Un ruolo significativo in questo contesto è giocato dal Wagner Group e da altre compagnie militari private russe. Questi gruppi offrono al Cremlino flessibilità e negabilità, ma le loro attività sono ampiamente legate alle violazioni dei diritti umani, e i critici sostengono che diffondono disinformazione e peggiorano i conflitti civili esistenti. L’interesse russo per le risorse del continente e l’impegno attraverso le compagnie militari private stanno generando preoccupazioni sia all’interno che all’esterno dell’Africa.

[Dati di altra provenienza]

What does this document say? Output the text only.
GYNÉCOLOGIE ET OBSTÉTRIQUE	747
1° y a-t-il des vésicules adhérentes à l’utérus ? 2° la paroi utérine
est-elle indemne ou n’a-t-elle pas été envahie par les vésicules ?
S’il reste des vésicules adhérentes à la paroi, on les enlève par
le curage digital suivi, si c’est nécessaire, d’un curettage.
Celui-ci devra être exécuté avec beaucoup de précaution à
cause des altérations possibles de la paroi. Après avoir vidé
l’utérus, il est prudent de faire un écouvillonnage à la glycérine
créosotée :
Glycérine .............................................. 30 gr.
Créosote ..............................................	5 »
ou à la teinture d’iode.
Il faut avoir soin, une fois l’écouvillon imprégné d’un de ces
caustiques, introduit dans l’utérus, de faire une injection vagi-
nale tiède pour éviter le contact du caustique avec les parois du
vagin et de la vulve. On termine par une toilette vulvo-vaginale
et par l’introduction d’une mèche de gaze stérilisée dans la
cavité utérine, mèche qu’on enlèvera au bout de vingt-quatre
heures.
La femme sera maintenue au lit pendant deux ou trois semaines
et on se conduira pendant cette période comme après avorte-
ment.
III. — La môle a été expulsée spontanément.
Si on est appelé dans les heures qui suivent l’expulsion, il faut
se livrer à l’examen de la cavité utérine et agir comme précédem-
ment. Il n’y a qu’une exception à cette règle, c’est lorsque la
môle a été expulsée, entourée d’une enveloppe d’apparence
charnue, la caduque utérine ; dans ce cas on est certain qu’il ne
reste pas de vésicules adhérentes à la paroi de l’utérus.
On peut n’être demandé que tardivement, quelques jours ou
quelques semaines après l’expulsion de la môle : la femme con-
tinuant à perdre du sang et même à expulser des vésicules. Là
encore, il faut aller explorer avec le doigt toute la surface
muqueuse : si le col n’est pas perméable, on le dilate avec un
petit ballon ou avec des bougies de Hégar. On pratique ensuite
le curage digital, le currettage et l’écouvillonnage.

La crescente influenza russa in Africa ha sollevato preoccupazioni sia negli Stati Uniti che nell’Unione Europea. Tuttavia, alcuni esperti sostengono che la pressione occidentale potrebbe essere controproducente, poiché molti paesi africani non vogliono essere costretti a scegliere tra le grandi potenze e preferiscono mantenere aperte le loro opzioni e coltivare una gamma diversificata di relazioni. Alcuni africani si sentono dimenticati dai politici occidentali, citando la scarsa distribuzione dei vaccini COVID-19 dell’Occidente, e gli aiuti senza precedenti all’Ucraina a livelli che i paesi africani non hanno mai visto. Altri fanno notare ciò che vedono come ipocrisia nelle condanne occidentali della Russia, generando scetticismo sugli sforzi occidentali di controinsurrezione.

In conclusione, l’influenza russa in Africa è un fenomeno complesso che richiede un approccio equilibrato e attento da parte della comunità internazionale. Mentre la Russia cerca di consolidare la propria posizione nel continente, è essenziale considerare il contesto storico e le aspirazioni delle nazioni africane. La costruzione di partenariati equi e il rispetto per l’agenzia africana potrebbero fornire un quadro più promettente per affrontare l’impatto della crescente influenza russa in Africa.